Was the “ugly duckling” really even ugly? Of course not, but the other ducklings kept telling him he was. The real tragedy is that he came to believe that he was. Of course, the “ugly duckling” didn’t stay ugly. He became beautiful, he just didn’t know that. Most people seem to think the moral of the story is about him becoming beautiful in the end, even if he was ugly in life. Maybe that’s what Anderson was thinking when he wrote it. I have no idea. In my opinion, that moral misses the point. I think the real ending of the story is when he actually believes that he’s beautiful. After all, who decided that swans are beautiful and ducks aren’t, right? The “ugly duckling” figured it out the first time he saw his reflection in the water. It’s taking me a few more glances at my reflection, I guess.

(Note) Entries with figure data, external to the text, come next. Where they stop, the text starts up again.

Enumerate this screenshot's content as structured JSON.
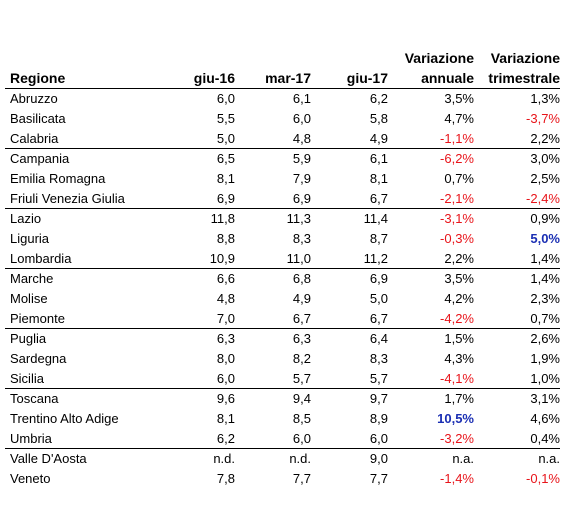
{
  "headers": {
    "region": "Regione",
    "c1": "giu-16",
    "c2": "mar-17",
    "c3": "giu-17",
    "var_annual_1": "Variazione",
    "var_annual_2": "annuale",
    "var_quarter_1": "Variazione",
    "var_quarter_2": "trimestrale"
  },
  "rows": [
    {
      "region": "Abruzzo",
      "v1": "6,0",
      "v2": "6,1",
      "v3": "6,2",
      "ya": "3,5%",
      "qa": "1,3%",
      "ya_neg": false,
      "qa_neg": false,
      "group_end": false
    },
    {
      "region": "Basilicata",
      "v1": "5,5",
      "v2": "6,0",
      "v3": "5,8",
      "ya": "4,7%",
      "qa": "-3,7%",
      "ya_neg": false,
      "qa_neg": true,
      "group_end": false
    },
    {
      "region": "Calabria",
      "v1": "5,0",
      "v2": "4,8",
      "v3": "4,9",
      "ya": "-1,1%",
      "qa": "2,2%",
      "ya_neg": true,
      "qa_neg": false,
      "group_end": true
    },
    {
      "region": "Campania",
      "v1": "6,5",
      "v2": "5,9",
      "v3": "6,1",
      "ya": "-6,2%",
      "qa": "3,0%",
      "ya_neg": true,
      "qa_neg": false,
      "group_end": false
    },
    {
      "region": "Emilia Romagna",
      "v1": "8,1",
      "v2": "7,9",
      "v3": "8,1",
      "ya": "0,7%",
      "qa": "2,5%",
      "ya_neg": false,
      "qa_neg": false,
      "group_end": false
    },
    {
      "region": "Friuli Venezia Giulia",
      "v1": "6,9",
      "v2": "6,9",
      "v3": "6,7",
      "ya": "-2,1%",
      "qa": "-2,4%",
      "ya_neg": true,
      "qa_neg": true,
      "group_end": true
    },
    {
      "region": "Lazio",
      "v1": "11,8",
      "v2": "11,3",
      "v3": "11,4",
      "ya": "-3,1%",
      "qa": "0,9%",
      "ya_neg": true,
      "qa_neg": false,
      "group_end": false
    },
    {
      "region": "Liguria",
      "v1": "8,8",
      "v2": "8,3",
      "v3": "8,7",
      "ya": "-0,3%",
      "qa": "5,0%",
      "ya_neg": true,
      "qa_neg": false,
      "qa_hi": true,
      "group_end": false
    },
    {
      "region": "Lombardia",
      "v1": "10,9",
      "v2": "11,0",
      "v3": "11,2",
      "ya": "2,2%",
      "qa": "1,4%",
      "ya_neg": false,
      "qa_neg": false,
      "group_end": true
    },
    {
      "region": "Marche",
      "v1": "6,6",
      "v2": "6,8",
      "v3": "6,9",
      "ya": "3,5%",
      "qa": "1,4%",
      "ya_neg": false,
      "qa_neg": false,
      "group_end": false
    },
    {
      "region": "Molise",
      "v1": "4,8",
      "v2": "4,9",
      "v3": "5,0",
      "ya": "4,2%",
      "qa": "2,3%",
      "ya_neg": false,
      "qa_neg": false,
      "group_end": false
    },
    {
      "region": "Piemonte",
      "v1": "7,0",
      "v2": "6,7",
      "v3": "6,7",
      "ya": "-4,2%",
      "qa": "0,7%",
      "ya_neg": true,
      "qa_neg": false,
      "group_end": true
    },
    {
      "region": "Puglia",
      "v1": "6,3",
      "v2": "6,3",
      "v3": "6,4",
      "ya": "1,5%",
      "qa": "2,6%",
      "ya_neg": false,
      "qa_neg": false,
      "group_end": false
    },
    {
      "region": "Sardegna",
      "v1": "8,0",
      "v2": "8,2",
      "v3": "8,3",
      "ya": "4,3%",
      "qa": "1,9%",
      "ya_neg": false,
      "qa_neg": false,
      "group_end": false
    },
    {
      "region": "Sicilia",
      "v1": "6,0",
      "v2": "5,7",
      "v3": "5,7",
      "ya": "-4,1%",
      "qa": "1,0%",
      "ya_neg": true,
      "qa_neg": false,
      "group_end": true
    },
    {
      "region": "Toscana",
      "v1": "9,6",
      "v2": "9,4",
      "v3": "9,7",
      "ya": "1,7%",
      "qa": "3,1%",
      "ya_neg": false,
      "qa_neg": false,
      "group_end": false
    },
    {
      "region": "Trentino Alto Adige",
      "v1": "8,1",
      "v2": "8,5",
      "v3": "8,9",
      "ya": "10,5%",
      "qa": "4,6%",
      "ya_neg": false,
      "ya_hi": true,
      "qa_neg": false,
      "group_end": false
    },
    {
      "region": "Umbria",
      "v1": "6,2",
      "v2": "6,0",
      "v3": "6,0",
      "ya": "-3,2%",
      "qa": "0,4%",
      "ya_neg": true,
      "qa_neg": false,
      "group_end": true
    },
    {
      "region": "Valle D'Aosta",
      "v1": "n.d.",
      "v2": "n.d.",
      "v3": "9,0",
      "ya": "n.a.",
      "qa": "n.a.",
      "ya_neg": false,
      "qa_neg": false,
      "group_end": false
    },
    {
      "region": "Veneto",
      "v1": "7,8",
      "v2": "7,7",
      "v3": "7,7",
      "ya": "-1,4%",
      "qa": "-0,1%",
      "ya_neg": true,
      "qa_neg": true,
      "group_end": false
    }
  ]
}
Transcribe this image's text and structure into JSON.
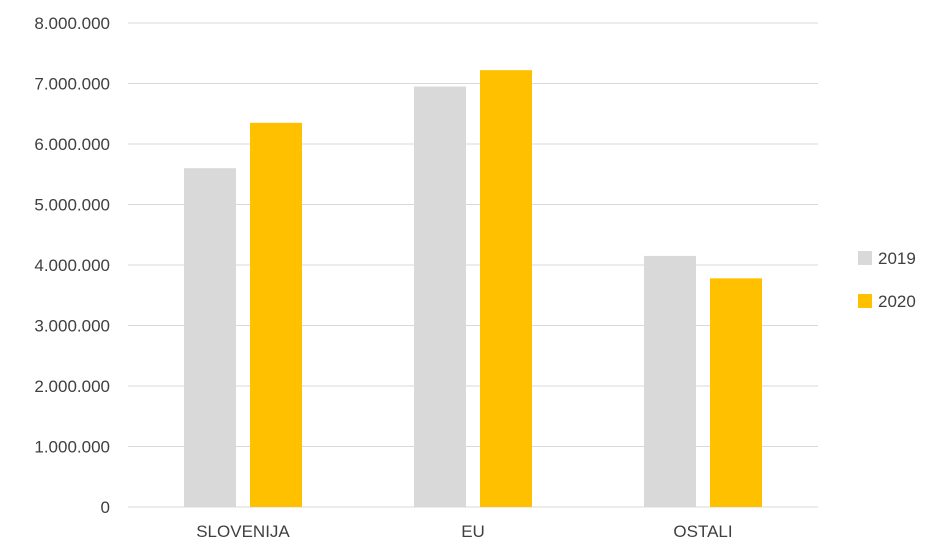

The point is that at the end of the day, it doesn’t matter if people think you’re an ugly duck or a beautiful swan. What matters is that you believe you’re a beautiful swan, and I hope that someday I’ll be able to believe that too.

*NOTE: There are different versions of the story, some more harsh than others. Also, there is all kind of speculation about the meanings behind the story in terms of definitions of worth and hidden meanings about his true father, etc, etc. For the sake of this post, I am taking the story at face value, and seeing it in the way that I saw it as a child. The recap is written accordingly.